In this study, the extremely low number of males of the Chikuma-gawa, Ibo-gawa and Ota-gawa strongly female-biased populations possessed the unisexual population-specific haplotypes. Because parthenogenetic strains have become differentiated from bisexual ancestral lineages possessing the S1 and C1 haplotypes, it is certain that males having the S1 and C1 haplotypes existed in the western Japanese populations. However, it would have been difficult for the Chikuma-gawa population to have maintained males by fertilized eggs of a parthenogenetic strain, because in the Chikuma-gawa population, no male has been observed even with a lot of sampling over a long period (approx. 30 years) [54]. In some other populations (e.g. the Shonai-gawa, Hiji-gawa and Oita-gawa Rivers), it was similarly reported in previous studies that male individuals were rarely observed (males<1%) [15,16]. At the time of the present study, we were unable to collect a single male within these populations. Because no bisexual populations were found around these populations, it is hard to conceive that any rare males ever found within these populations could have been transferred/dispersed from surrounding bisexual populations. Conceivably, these males were generated by some sort of accident within each parthenogenetic population.

Although thelytoky is generally observed in parthenogenetic mayflies (Ameletidae, Baetidae, Baetiscidae, Caenidae, Ephemerellidae, Ephemeridae, Heptageniidae, Leptophlebiidae, Palingeniidae, Polymitarcyidae and Siphlonuridae) [55-62], in some parthenogenetic mayflies, deuterotoky (i.e. generating both males and females from unfertilized eggs) has also been proposed [61]. Determination of sex depends on the sex-chromosome type of the XO (male)/XX (female) in E. shigae, and parthenogenetic offspring in unisexual populations become diploid by fusion of the female prenucleus and a second polar body [18]. As a result, males could be generated when one X-chromosome is lost from the spindle of the female prenucleus or a second polar body [63].

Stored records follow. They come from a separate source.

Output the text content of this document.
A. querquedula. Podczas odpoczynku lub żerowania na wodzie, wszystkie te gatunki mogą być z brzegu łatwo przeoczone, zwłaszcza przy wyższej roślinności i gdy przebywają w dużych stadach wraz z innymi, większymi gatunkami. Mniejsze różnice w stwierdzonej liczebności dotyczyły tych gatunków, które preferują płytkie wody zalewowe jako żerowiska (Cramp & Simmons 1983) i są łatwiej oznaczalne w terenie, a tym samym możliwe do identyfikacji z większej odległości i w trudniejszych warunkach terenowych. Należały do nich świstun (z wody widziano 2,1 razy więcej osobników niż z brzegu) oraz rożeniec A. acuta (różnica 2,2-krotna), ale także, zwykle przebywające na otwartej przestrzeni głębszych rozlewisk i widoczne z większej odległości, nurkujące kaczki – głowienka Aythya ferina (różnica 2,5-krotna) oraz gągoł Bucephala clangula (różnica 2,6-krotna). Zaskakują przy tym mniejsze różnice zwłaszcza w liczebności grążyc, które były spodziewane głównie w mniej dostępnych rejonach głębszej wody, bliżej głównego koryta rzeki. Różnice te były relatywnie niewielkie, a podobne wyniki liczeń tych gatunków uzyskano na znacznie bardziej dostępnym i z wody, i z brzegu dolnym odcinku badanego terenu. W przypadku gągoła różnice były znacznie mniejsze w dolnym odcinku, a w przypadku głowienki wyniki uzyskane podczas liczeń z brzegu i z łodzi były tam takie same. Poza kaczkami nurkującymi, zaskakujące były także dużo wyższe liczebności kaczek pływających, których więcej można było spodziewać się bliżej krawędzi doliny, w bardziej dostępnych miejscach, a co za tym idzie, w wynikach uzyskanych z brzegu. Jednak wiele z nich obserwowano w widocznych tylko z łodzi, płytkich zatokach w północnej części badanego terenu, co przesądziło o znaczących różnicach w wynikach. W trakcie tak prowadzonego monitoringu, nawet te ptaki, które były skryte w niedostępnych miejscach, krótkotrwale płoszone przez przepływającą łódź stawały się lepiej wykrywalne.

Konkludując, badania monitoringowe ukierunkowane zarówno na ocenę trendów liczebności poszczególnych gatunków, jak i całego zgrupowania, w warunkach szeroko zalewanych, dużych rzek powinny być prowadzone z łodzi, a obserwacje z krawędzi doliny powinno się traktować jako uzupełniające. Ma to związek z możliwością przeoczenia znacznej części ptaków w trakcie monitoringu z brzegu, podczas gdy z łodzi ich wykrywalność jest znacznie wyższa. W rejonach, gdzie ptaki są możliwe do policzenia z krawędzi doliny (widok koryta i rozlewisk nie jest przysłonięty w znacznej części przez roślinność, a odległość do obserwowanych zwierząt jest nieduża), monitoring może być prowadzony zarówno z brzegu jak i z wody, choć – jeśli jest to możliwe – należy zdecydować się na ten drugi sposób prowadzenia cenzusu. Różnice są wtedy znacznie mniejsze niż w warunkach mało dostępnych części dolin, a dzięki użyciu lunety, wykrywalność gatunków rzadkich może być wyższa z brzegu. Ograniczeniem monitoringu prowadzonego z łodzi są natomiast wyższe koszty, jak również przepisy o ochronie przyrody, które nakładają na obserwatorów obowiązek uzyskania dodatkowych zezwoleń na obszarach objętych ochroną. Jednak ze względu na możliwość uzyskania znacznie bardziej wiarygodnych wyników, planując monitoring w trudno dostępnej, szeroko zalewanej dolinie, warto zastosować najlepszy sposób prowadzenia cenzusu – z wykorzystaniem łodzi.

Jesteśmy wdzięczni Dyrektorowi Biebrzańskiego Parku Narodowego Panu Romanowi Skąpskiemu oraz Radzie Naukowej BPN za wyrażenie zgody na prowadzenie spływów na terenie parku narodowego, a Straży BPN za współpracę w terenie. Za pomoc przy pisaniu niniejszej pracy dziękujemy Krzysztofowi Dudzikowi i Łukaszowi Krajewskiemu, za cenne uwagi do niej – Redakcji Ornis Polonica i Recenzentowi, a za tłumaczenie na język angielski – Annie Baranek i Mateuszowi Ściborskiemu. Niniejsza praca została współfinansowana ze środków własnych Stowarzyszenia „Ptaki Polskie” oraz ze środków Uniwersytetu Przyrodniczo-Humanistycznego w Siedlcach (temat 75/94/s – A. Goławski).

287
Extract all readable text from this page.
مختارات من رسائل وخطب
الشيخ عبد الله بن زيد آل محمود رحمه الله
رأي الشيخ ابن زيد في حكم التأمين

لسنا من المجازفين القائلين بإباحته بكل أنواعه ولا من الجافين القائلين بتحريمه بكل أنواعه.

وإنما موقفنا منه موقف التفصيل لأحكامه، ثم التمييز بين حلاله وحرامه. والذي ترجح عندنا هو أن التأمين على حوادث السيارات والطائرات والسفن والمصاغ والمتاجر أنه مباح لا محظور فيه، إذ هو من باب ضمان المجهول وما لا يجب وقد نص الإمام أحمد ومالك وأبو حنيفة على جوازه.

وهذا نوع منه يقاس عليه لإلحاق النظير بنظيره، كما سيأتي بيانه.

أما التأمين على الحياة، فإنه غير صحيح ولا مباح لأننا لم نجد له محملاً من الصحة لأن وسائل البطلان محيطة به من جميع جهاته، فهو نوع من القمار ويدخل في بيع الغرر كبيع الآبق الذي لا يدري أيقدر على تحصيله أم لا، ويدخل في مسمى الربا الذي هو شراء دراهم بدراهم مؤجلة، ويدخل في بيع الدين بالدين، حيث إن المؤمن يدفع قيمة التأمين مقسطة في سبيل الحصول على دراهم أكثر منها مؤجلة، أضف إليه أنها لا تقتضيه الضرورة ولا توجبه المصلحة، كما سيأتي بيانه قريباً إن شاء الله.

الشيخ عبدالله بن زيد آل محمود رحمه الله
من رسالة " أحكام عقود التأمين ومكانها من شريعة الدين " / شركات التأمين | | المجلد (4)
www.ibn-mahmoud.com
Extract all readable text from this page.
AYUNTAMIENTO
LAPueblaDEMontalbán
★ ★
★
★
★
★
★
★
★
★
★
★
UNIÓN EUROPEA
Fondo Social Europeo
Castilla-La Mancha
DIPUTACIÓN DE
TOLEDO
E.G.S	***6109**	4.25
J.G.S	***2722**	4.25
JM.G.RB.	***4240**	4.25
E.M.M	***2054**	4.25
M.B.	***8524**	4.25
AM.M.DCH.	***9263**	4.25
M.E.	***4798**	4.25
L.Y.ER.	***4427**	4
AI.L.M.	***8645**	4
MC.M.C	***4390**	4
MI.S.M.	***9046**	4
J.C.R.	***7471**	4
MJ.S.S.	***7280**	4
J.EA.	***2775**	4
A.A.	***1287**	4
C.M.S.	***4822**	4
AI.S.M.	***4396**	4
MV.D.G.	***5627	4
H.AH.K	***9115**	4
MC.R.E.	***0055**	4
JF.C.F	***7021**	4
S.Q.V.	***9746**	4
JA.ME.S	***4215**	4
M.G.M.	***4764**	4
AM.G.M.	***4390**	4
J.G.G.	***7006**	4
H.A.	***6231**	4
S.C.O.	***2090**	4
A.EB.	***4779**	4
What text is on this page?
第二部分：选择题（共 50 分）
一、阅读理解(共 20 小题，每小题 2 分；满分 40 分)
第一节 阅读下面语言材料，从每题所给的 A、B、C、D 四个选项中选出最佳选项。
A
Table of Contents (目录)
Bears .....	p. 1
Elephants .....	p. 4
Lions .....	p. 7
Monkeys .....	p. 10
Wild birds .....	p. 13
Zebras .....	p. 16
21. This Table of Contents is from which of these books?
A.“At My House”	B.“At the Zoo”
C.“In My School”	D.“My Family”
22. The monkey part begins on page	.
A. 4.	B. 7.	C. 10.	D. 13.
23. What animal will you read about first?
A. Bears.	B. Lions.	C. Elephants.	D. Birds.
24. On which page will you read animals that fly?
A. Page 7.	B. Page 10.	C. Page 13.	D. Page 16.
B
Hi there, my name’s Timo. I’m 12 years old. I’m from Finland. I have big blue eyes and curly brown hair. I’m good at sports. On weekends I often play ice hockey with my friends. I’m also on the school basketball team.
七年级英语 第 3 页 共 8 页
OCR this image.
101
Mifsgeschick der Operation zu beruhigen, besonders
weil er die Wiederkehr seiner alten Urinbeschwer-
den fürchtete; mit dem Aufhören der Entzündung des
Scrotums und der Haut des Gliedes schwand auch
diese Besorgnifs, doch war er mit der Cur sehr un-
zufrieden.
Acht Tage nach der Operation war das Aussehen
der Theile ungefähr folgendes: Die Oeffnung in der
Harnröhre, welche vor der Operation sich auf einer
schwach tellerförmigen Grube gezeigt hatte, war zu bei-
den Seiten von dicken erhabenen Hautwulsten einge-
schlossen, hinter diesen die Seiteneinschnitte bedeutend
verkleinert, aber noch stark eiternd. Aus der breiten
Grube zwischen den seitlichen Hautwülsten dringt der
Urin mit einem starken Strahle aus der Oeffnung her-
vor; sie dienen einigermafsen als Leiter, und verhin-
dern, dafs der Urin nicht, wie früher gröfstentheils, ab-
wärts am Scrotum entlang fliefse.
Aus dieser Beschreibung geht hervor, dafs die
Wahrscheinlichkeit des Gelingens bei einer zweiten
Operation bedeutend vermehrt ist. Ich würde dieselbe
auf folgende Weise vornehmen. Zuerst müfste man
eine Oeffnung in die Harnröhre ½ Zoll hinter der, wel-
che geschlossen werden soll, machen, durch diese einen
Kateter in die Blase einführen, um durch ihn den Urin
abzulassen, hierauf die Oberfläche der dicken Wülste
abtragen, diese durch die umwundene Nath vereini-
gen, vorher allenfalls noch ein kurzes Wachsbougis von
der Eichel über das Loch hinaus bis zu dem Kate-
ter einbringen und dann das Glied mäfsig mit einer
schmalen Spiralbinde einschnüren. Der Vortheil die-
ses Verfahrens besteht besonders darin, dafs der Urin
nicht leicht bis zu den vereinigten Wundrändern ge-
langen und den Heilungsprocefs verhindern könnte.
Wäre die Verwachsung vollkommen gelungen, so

We are unable to contradict the possibility of gene flow from the parthenogenetic strains to those of bisexual lineages, although it is unclear as to whether or not males produced from parthenogenetic strains are functional in terms of sexual reproduction. We are still unable to completely exclude the possibility of incomplete isolation between the strains of parthenogenetic and bisexual lineages (cf. [64]). It is important to establish in future studies the structure of the scattered geographical distributions of unisexual populations amongst the bisexual populations in order to confirm whether or not females of parthenogenetic strains are actually able to mate with males and thereafter also lay fertilized eggs.